Why do we need Hadoop to analyze Big Data?
You can’t turn a corner without seeing this phrase Big Data; data has got big and there are all sorts of evidence and backup information about that. You only have to look inside internal organizations to figure that out. One of the things that the Big Data term misses out is about the scale of the data and about the size of the data as well; unstructured data is sort of the most undervalued data in an organization. Additionally, it is a fact that unstructured data is growing 5-6 times more as compared to structured data.
Many people are concluding that the answer to working with any amount of any type of data is Hadoop. Why is it so? Why are people reaching the conclusion that Hadoop is the answer? What can we actually do with Hadoop? Why should we believe some of the hype that is around Hadoop? How should we think about it and how should we get started with it? These are some of the questions that are in people’s minds today and we are going to answer them here.
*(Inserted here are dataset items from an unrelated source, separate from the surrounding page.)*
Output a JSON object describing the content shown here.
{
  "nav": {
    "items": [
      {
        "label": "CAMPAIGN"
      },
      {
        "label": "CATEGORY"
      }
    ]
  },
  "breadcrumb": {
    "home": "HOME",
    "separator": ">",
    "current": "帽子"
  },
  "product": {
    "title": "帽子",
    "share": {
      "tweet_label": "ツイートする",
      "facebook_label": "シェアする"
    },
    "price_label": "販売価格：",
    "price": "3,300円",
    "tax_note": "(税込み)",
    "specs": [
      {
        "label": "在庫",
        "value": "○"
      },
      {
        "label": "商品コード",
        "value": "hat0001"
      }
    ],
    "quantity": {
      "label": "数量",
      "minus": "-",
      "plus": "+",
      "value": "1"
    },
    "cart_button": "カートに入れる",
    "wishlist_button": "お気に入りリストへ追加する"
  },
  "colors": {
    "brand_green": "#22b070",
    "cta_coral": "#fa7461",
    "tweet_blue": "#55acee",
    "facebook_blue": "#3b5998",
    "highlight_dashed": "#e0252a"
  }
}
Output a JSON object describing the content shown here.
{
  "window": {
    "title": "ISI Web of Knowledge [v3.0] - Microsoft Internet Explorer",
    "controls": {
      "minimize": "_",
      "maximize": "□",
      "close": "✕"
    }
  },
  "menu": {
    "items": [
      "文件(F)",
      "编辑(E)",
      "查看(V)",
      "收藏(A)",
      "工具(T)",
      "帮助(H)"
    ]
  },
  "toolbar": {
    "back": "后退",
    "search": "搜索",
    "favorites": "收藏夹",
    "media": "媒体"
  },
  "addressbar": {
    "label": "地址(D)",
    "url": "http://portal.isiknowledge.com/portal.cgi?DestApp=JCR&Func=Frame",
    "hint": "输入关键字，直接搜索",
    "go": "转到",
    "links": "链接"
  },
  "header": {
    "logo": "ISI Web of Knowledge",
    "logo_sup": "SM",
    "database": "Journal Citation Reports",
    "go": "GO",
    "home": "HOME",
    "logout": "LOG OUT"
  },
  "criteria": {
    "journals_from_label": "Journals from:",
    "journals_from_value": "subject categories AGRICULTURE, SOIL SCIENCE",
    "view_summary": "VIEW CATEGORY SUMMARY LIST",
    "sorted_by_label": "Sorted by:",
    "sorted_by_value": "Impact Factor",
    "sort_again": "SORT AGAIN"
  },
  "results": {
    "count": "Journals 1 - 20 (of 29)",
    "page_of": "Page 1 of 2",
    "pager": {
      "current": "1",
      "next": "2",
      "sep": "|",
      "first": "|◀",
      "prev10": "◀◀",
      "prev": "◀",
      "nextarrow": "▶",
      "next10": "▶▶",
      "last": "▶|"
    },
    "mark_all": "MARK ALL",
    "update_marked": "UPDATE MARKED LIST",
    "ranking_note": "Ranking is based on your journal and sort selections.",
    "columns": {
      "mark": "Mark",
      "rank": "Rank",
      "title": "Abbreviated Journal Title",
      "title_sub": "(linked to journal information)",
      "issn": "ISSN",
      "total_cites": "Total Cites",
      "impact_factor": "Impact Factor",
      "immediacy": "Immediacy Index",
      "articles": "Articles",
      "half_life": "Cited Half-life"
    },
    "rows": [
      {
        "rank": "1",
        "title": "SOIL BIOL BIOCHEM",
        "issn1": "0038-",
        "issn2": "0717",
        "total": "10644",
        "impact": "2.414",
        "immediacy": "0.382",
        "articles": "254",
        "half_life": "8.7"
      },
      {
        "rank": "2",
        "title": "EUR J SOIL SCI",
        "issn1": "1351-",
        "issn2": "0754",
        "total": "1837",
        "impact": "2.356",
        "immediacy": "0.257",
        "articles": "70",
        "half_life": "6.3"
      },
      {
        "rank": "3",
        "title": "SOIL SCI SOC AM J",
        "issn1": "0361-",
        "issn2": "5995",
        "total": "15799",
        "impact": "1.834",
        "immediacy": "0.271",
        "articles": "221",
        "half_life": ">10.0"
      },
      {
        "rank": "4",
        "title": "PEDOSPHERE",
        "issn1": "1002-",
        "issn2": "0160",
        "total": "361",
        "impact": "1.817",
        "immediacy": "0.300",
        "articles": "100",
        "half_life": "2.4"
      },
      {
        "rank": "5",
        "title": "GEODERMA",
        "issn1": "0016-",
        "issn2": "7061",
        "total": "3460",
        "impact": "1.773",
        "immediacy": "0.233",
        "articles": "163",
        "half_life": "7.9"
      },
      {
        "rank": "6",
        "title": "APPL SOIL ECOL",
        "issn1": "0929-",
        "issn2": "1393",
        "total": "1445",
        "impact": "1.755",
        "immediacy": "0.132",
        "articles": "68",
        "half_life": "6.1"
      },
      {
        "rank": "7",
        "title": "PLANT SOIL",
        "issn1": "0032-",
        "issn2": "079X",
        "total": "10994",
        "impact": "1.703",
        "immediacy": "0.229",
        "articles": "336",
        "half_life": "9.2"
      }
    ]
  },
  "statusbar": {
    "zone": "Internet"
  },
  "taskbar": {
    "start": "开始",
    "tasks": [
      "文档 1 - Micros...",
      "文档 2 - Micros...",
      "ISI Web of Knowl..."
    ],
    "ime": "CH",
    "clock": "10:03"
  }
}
In the context of using Hadoop, when talking about data we should think about data in two vectors: one, it isn’t just about scale as mentioned, it is also about the degree of unstructuredness. Second, it is also about the sophistication of the analytics that we have to apply to the data. If we think about the world of data before it got Big, it was small initially and then it was small with more sophisticated analytics or more complex analytics on that small data. But as data got big, even with Moore’s Law enabling, the single threaded CPUs got really complex analytics to move along; it got really complicated. So, today customers are coming to the conclusion that for Big Data we need Big analytics.